I want to match a html tag extracting one of the attributes using PCRE in PHP but only if it has certain attributes. Example:
I want to extract the URL from an "a" tag but only if it has the class XY assigned.
possible matches:
<a href="http://example.com" class="XY">
<a class="XY" href="http://example.com">
<a class="XY" someotherattr="anything" href="http://example.com">
no match for:
<a href="http://example.com">
<a class="ABC" href="http://example.com">
<a someotherattr="anything" href="http://example.com">
Now one of my first tries was:
@<a[^>]+?((class="XY"){1}|(href=".*?"){1}|[^>]){2,}?>@i
Which is obviously wrong (well, not so obvious for me).

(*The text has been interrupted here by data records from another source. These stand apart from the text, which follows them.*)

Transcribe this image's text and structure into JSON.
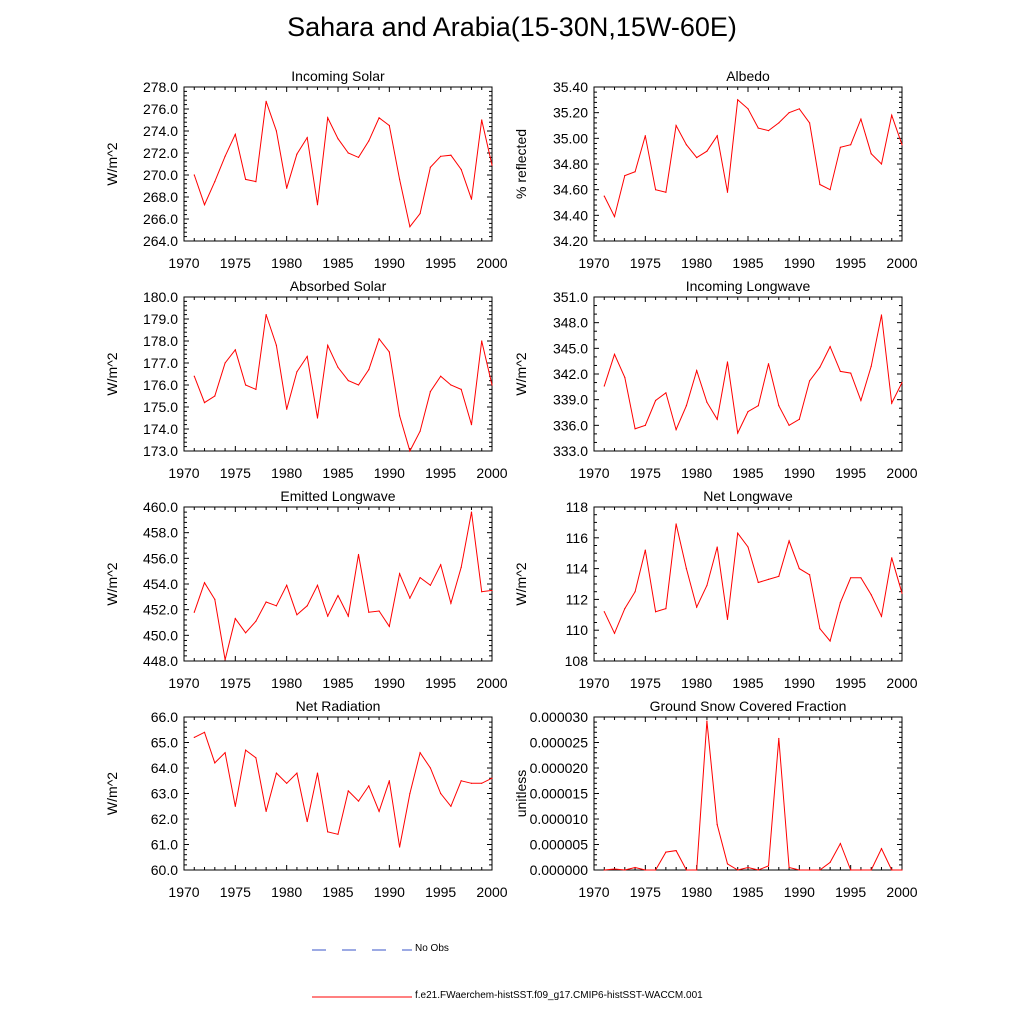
{
  "title": "Sahara and Arabia(15-30N,15W-60E)",
  "colors": {
    "model": "#ff0000",
    "obs": "#3a55c8",
    "axis": "#000000"
  },
  "legend": [
    {
      "label": "No Obs",
      "style": "dashed",
      "color": "#3a55c8"
    },
    {
      "label": "f.e21.FWaerchem-histSST.f09_g17.CMIP6-histSST-WACCM.001",
      "style": "solid",
      "color": "#ff0000"
    }
  ],
  "chart_data": [
    {
      "type": "line",
      "title": "Incoming Solar",
      "ylabel": "W/m^2",
      "xlim": [
        1970,
        2000
      ],
      "ylim": [
        264,
        278
      ],
      "x_ticks": [
        "1970",
        "1975",
        "1980",
        "1985",
        "1990",
        "1995",
        "2000"
      ],
      "y_ticks": [
        "264.0",
        "266.0",
        "268.0",
        "270.0",
        "272.0",
        "274.0",
        "276.0",
        "278.0"
      ],
      "x": [
        1971,
        1972,
        1973,
        1974,
        1975,
        1976,
        1977,
        1978,
        1979,
        1980,
        1981,
        1982,
        1983,
        1984,
        1985,
        1986,
        1987,
        1988,
        1989,
        1990,
        1991,
        1992,
        1993,
        1994,
        1995,
        1996,
        1997,
        1998,
        1999,
        2000
      ],
      "series": [
        {
          "values": [
            270.0,
            267.3,
            269.4,
            271.7,
            273.7,
            269.6,
            269.4,
            276.7,
            274.0,
            268.8,
            271.9,
            273.4,
            267.3,
            275.2,
            273.3,
            272.0,
            271.6,
            273.1,
            275.2,
            274.5,
            269.6,
            265.3,
            266.5,
            270.7,
            271.7,
            271.8,
            270.5,
            267.8,
            275.0,
            270.9
          ]
        }
      ]
    },
    {
      "type": "line",
      "title": "Albedo",
      "ylabel": "% reflected",
      "xlim": [
        1970,
        2000
      ],
      "ylim": [
        34.2,
        35.4
      ],
      "x_ticks": [
        "1970",
        "1975",
        "1980",
        "1985",
        "1990",
        "1995",
        "2000"
      ],
      "y_ticks": [
        "34.20",
        "34.40",
        "34.60",
        "34.80",
        "35.00",
        "35.20",
        "35.40"
      ],
      "x": [
        1971,
        1972,
        1973,
        1974,
        1975,
        1976,
        1977,
        1978,
        1979,
        1980,
        1981,
        1982,
        1983,
        1984,
        1985,
        1986,
        1987,
        1988,
        1989,
        1990,
        1991,
        1992,
        1993,
        1994,
        1995,
        1996,
        1997,
        1998,
        1999,
        2000
      ],
      "series": [
        {
          "values": [
            34.55,
            34.39,
            34.71,
            34.74,
            35.02,
            34.6,
            34.58,
            35.1,
            34.95,
            34.85,
            34.9,
            35.02,
            34.58,
            35.3,
            35.23,
            35.08,
            35.06,
            35.12,
            35.2,
            35.23,
            35.12,
            34.64,
            34.6,
            34.93,
            34.95,
            35.15,
            34.88,
            34.8,
            35.18,
            34.95
          ]
        }
      ]
    },
    {
      "type": "line",
      "title": "Absorbed Solar",
      "ylabel": "W/m^2",
      "xlim": [
        1970,
        2000
      ],
      "ylim": [
        173,
        180
      ],
      "x_ticks": [
        "1970",
        "1975",
        "1980",
        "1985",
        "1990",
        "1995",
        "2000"
      ],
      "y_ticks": [
        "173.0",
        "174.0",
        "175.0",
        "176.0",
        "177.0",
        "178.0",
        "179.0",
        "180.0"
      ],
      "x": [
        1971,
        1972,
        1973,
        1974,
        1975,
        1976,
        1977,
        1978,
        1979,
        1980,
        1981,
        1982,
        1983,
        1984,
        1985,
        1986,
        1987,
        1988,
        1989,
        1990,
        1991,
        1992,
        1993,
        1994,
        1995,
        1996,
        1997,
        1998,
        1999,
        2000
      ],
      "series": [
        {
          "values": [
            176.4,
            175.2,
            175.5,
            177.0,
            177.6,
            176.0,
            175.8,
            179.2,
            177.8,
            174.9,
            176.6,
            177.3,
            174.5,
            177.8,
            176.8,
            176.2,
            176.0,
            176.7,
            178.1,
            177.5,
            174.6,
            173.0,
            173.9,
            175.7,
            176.4,
            176.0,
            175.8,
            174.2,
            178.0,
            176.0
          ]
        }
      ]
    },
    {
      "type": "line",
      "title": "Incoming Longwave",
      "ylabel": "W/m^2",
      "xlim": [
        1970,
        2000
      ],
      "ylim": [
        333,
        351
      ],
      "x_ticks": [
        "1970",
        "1975",
        "1980",
        "1985",
        "1990",
        "1995",
        "2000"
      ],
      "y_ticks": [
        "333.0",
        "336.0",
        "339.0",
        "342.0",
        "345.0",
        "348.0",
        "351.0"
      ],
      "x": [
        1971,
        1972,
        1973,
        1974,
        1975,
        1976,
        1977,
        1978,
        1979,
        1980,
        1981,
        1982,
        1983,
        1984,
        1985,
        1986,
        1987,
        1988,
        1989,
        1990,
        1991,
        1992,
        1993,
        1994,
        1995,
        1996,
        1997,
        1998,
        1999,
        2000
      ],
      "series": [
        {
          "values": [
            340.6,
            344.3,
            341.6,
            335.6,
            336.0,
            338.9,
            339.8,
            335.5,
            338.3,
            342.4,
            338.7,
            336.7,
            343.4,
            335.1,
            337.6,
            338.3,
            343.2,
            338.3,
            336.0,
            336.7,
            341.2,
            342.8,
            345.2,
            342.3,
            342.1,
            338.9,
            342.9,
            348.9,
            338.6,
            341.0
          ]
        }
      ]
    },
    {
      "type": "line",
      "title": "Emitted Longwave",
      "ylabel": "W/m^2",
      "xlim": [
        1970,
        2000
      ],
      "ylim": [
        448,
        460
      ],
      "x_ticks": [
        "1970",
        "1975",
        "1980",
        "1985",
        "1990",
        "1995",
        "2000"
      ],
      "y_ticks": [
        "448.0",
        "450.0",
        "452.0",
        "454.0",
        "456.0",
        "458.0",
        "460.0"
      ],
      "x": [
        1971,
        1972,
        1973,
        1974,
        1975,
        1976,
        1977,
        1978,
        1979,
        1980,
        1981,
        1982,
        1983,
        1984,
        1985,
        1986,
        1987,
        1988,
        1989,
        1990,
        1991,
        1992,
        1993,
        1994,
        1995,
        1996,
        1997,
        1998,
        1999,
        2000
      ],
      "series": [
        {
          "values": [
            451.8,
            454.1,
            452.8,
            448.1,
            451.3,
            450.2,
            451.1,
            452.6,
            452.3,
            453.9,
            451.6,
            452.3,
            453.9,
            451.5,
            453.1,
            451.5,
            456.3,
            451.8,
            451.9,
            450.7,
            454.8,
            452.9,
            454.5,
            453.9,
            455.5,
            452.5,
            455.3,
            459.6,
            453.4,
            453.5
          ]
        }
      ]
    },
    {
      "type": "line",
      "title": "Net Longwave",
      "ylabel": "W/m^2",
      "xlim": [
        1970,
        2000
      ],
      "ylim": [
        108,
        118
      ],
      "x_ticks": [
        "1970",
        "1975",
        "1980",
        "1985",
        "1990",
        "1995",
        "2000"
      ],
      "y_ticks": [
        "108",
        "110",
        "112",
        "114",
        "116",
        "118"
      ],
      "x": [
        1971,
        1972,
        1973,
        1974,
        1975,
        1976,
        1977,
        1978,
        1979,
        1980,
        1981,
        1982,
        1983,
        1984,
        1985,
        1986,
        1987,
        1988,
        1989,
        1990,
        1991,
        1992,
        1993,
        1994,
        1995,
        1996,
        1997,
        1998,
        1999,
        2000
      ],
      "series": [
        {
          "values": [
            111.2,
            109.8,
            111.4,
            112.5,
            115.2,
            111.2,
            111.4,
            116.9,
            114.0,
            111.5,
            112.9,
            115.4,
            110.7,
            116.3,
            115.4,
            113.1,
            113.3,
            113.5,
            115.8,
            114.0,
            113.6,
            110.1,
            109.3,
            111.8,
            113.4,
            113.4,
            112.3,
            110.9,
            114.7,
            112.4
          ]
        }
      ]
    },
    {
      "type": "line",
      "title": "Net Radiation",
      "ylabel": "W/m^2",
      "xlim": [
        1970,
        2000
      ],
      "ylim": [
        60,
        66
      ],
      "x_ticks": [
        "1970",
        "1975",
        "1980",
        "1985",
        "1990",
        "1995",
        "2000"
      ],
      "y_ticks": [
        "60.0",
        "61.0",
        "62.0",
        "63.0",
        "64.0",
        "65.0",
        "66.0"
      ],
      "x": [
        1971,
        1972,
        1973,
        1974,
        1975,
        1976,
        1977,
        1978,
        1979,
        1980,
        1981,
        1982,
        1983,
        1984,
        1985,
        1986,
        1987,
        1988,
        1989,
        1990,
        1991,
        1992,
        1993,
        1994,
        1995,
        1996,
        1997,
        1998,
        1999,
        2000
      ],
      "series": [
        {
          "values": [
            65.2,
            65.4,
            64.2,
            64.6,
            62.5,
            64.7,
            64.4,
            62.3,
            63.8,
            63.4,
            63.8,
            61.9,
            63.8,
            61.5,
            61.4,
            63.1,
            62.7,
            63.3,
            62.3,
            63.5,
            60.9,
            63.0,
            64.6,
            64.0,
            63.0,
            62.5,
            63.5,
            63.4,
            63.4,
            63.6
          ]
        }
      ]
    },
    {
      "type": "line",
      "title": "Ground Snow Covered Fraction",
      "ylabel": "unitless",
      "xlim": [
        1970,
        2000
      ],
      "ylim": [
        0,
        3e-05
      ],
      "x_ticks": [
        "1970",
        "1975",
        "1980",
        "1985",
        "1990",
        "1995",
        "2000"
      ],
      "y_ticks": [
        "0.000000",
        "0.000005",
        "0.000010",
        "0.000015",
        "0.000020",
        "0.000025",
        "0.000030"
      ],
      "x": [
        1971,
        1972,
        1973,
        1974,
        1975,
        1976,
        1977,
        1978,
        1979,
        1980,
        1981,
        1982,
        1983,
        1984,
        1985,
        1986,
        1987,
        1988,
        1989,
        1990,
        1991,
        1992,
        1993,
        1994,
        1995,
        1996,
        1997,
        1998,
        1999,
        2000
      ],
      "series": [
        {
          "values": [
            0.0,
            2e-07,
            0.0,
            5e-07,
            0.0,
            0.0,
            3.5e-06,
            3.8e-06,
            0.0,
            0.0,
            2.92e-05,
            8.9e-06,
            1.2e-06,
            0.0,
            5e-07,
            0.0,
            8e-07,
            2.58e-05,
            5e-07,
            0.0,
            0.0,
            0.0,
            1.5e-06,
            5.2e-06,
            0.0,
            0.0,
            0.0,
            4.2e-06,
            0.0,
            0.0
          ]
        }
      ]
    }
  ]
}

Not only that it matches tags without the class XY but what really confused me trying it on
<a href="http://www.example.com/" id="whatever" class="XY">
gave me the result
Array
(
[0] => Array
(
[0] => <a href="http://www.example.com/" id="whatever" class="l">
)
[1] => Array
(
[0] => class="XY"
)
[2] => Array
(
[0] => class="XY"
)
[3] => Array
(
[0] => href="http://www.example.com/"
)
)
Now I'm not only puzzling what is the right expression to use but also why the heck class="XY" is appearing twice in the result of my wrong expression?